Updated: January 11, 2021 10:37 AM
Created: January 11, 2021 10:32 AM
ALBUQUERQUE, N.M. — Albuquerque Fire Rescue answers several different types of emergency calls. One of the most common ones are house fires, but it’s rare that they involve a rescue. A few crew members shared the story of the most recent rescue with KOB 4.
Last month, AFR Station 16 in northeast Albuquerque got a call for a house fire on Camino del Sol in the early morning.
Capt. Kathryn Basile, driver Diego Padilla, firefighters Jarred Herrera and Jonas Vigil and paramedics Zachary Webb and Robert McGrath rushed to the scene.
“Initially, when we rolled up, it was just a little bit of smoke and then five minutes later, I saw the orange glow going through the roof. At that point, I knew it was a big fire,” said Diego Padilla, an AFR driver.
An elderly couple was inside the home. A man was able to walk out, however, his wife was still inside.
Herrera was one of the firefighters who ran into the burning home to find her.
“The patient was laying down on the floor. She was in obvious distress. She was hurt,” said Herrera.
He helped carry her out. Padilla watched the action.
“Watching them carry her out, and seeing her breathing and her eyes open, is pretty amazing to see,” said Padilla.
It was Padilla’s first time witnessing a rescue, which are not too common.
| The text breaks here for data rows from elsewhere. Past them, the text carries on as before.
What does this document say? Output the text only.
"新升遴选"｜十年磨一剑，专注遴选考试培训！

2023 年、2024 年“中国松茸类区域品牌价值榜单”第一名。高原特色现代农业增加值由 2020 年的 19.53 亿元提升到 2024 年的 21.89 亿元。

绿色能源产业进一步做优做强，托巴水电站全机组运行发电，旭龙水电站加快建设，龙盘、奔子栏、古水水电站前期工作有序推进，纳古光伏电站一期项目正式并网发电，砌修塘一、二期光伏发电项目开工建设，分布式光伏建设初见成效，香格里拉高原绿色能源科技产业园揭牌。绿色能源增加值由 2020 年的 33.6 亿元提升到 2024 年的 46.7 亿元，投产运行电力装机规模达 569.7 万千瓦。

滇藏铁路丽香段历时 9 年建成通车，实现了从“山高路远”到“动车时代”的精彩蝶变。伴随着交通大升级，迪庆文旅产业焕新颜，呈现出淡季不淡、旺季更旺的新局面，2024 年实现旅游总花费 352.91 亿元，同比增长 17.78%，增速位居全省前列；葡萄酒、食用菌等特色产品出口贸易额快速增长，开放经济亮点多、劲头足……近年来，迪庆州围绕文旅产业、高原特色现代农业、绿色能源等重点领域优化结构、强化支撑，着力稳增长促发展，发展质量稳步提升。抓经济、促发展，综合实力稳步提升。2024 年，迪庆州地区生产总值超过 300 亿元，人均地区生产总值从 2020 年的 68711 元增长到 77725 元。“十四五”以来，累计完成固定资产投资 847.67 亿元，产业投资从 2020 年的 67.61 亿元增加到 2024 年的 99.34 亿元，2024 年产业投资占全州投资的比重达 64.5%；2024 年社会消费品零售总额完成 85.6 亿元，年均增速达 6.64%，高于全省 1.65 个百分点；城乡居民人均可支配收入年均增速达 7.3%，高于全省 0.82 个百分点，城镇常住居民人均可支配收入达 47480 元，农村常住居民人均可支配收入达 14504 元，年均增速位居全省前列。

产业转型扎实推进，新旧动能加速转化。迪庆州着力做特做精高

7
AFR said most homes are usually unoccupied, or people can get out safely from their burning home.
But even if rare, AFR is always prepared.
“When you pull up on a scene like that, you just gotta go back to your basic training. You just gotta take a deep breath, say a little prayer and you just gotta got to work,” said Padilla.
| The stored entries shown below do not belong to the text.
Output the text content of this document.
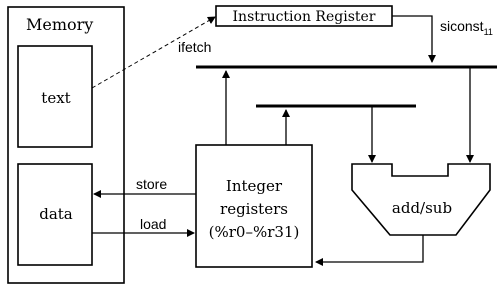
Memory
text
data
Instruction Register
ifetch
siconst$_{11}$
Integer
registers
(%r0–%r31)
store
load
add/sub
The crew’s captain couldn’t be more proud of her team. Capt. Basile said they learn fast that others’ lives need to be put before theirs.
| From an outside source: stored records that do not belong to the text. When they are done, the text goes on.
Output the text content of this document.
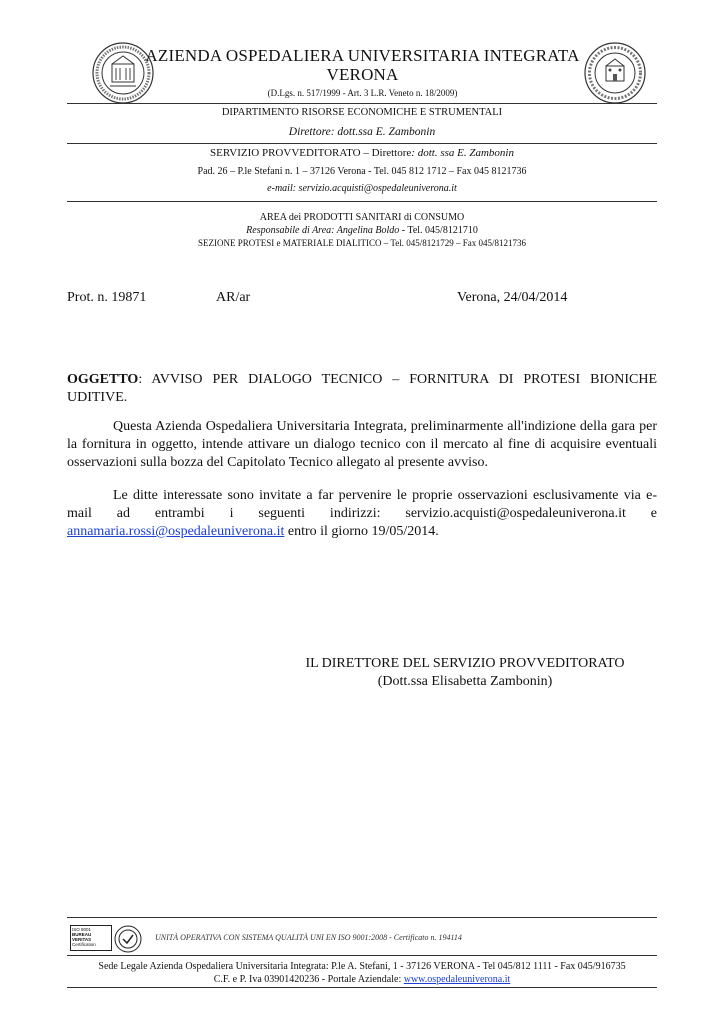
AZIENDA OSPEDALIERA UNIVERSITARIA INTEGRATA
VERONA
(D.Lgs. n. 517/1999 - Art. 3 L.R. Veneto n. 18/2009)
DIPARTIMENTO RISORSE ECONOMICHE E STRUMENTALI
Direttore: dott.ssa E. Zambonin
SERVIZIO PROVVEDITORATO – Direttore: dott. ssa E. Zambonin
Pad. 26 – P.le Stefani n. 1 – 37126 Verona - Tel. 045 812 1712 – Fax 045 8121736
e-mail: servizio.acquisti@ospedaleuniverona.it
AREA dei PRODOTTI SANITARI di CONSUMO
Responsabile di Area: Angelina Boldo - Tel. 045/8121710
SEZIONE PROTESI e MATERIALE DIALITICO – Tel. 045/8121729 – Fax 045/8121736
Prot. n. 19871	AR/ar	Verona, 24/04/2014
OGGETTO: AVVISO PER DIALOGO TECNICO – FORNITURA DI PROTESI BIONICHE UDITIVE.
Questa Azienda Ospedaliera Universitaria Integrata, preliminarmente all'indizione della gara per la fornitura in oggetto, intende attivare un dialogo tecnico con il mercato al fine di acquisire eventuali osservazioni sulla bozza del Capitolato Tecnico allegato al presente avviso.
Le ditte interessate sono invitate a far pervenire le proprie osservazioni esclusivamente via e-mail ad entrambi i seguenti indirizzi: servizio.acquisti@ospedaleuniverona.it e annamaria.rossi@ospedaleuniverona.it entro il giorno 19/05/2014.
IL DIRETTORE DEL SERVIZIO PROVVEDITORATO
(Dott.ssa Elisabetta Zambonin)
ISO 9001
BUREAU VERITAS
Certification
UNITÀ OPERATIVA CON SISTEMA QUALITÀ UNI EN ISO 9001:2008 - Certificato n. 194114
Sede Legale Azienda Ospedaliera Universitaria Integrata: P.le A. Stefani, 1 - 37126 VERONA - Tel 045/812 1111 - Fax 045/916735
C.F. e P. Iva 03901420236 - Portale Aziendale: www.ospedaleuniverona.it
“We all come into this job wanting to help people, and to know that we are sacrificing our life a certain extent, I think that means more to most people,” said Capt. Basile.
As for the homeowners rescued, their home’s door had a letter explaining no one could reside in the home because of the damage. However, the outside of the home looks as if a fire never happened.
An AFR spokesperson said they believe it was an unattended cooking fire.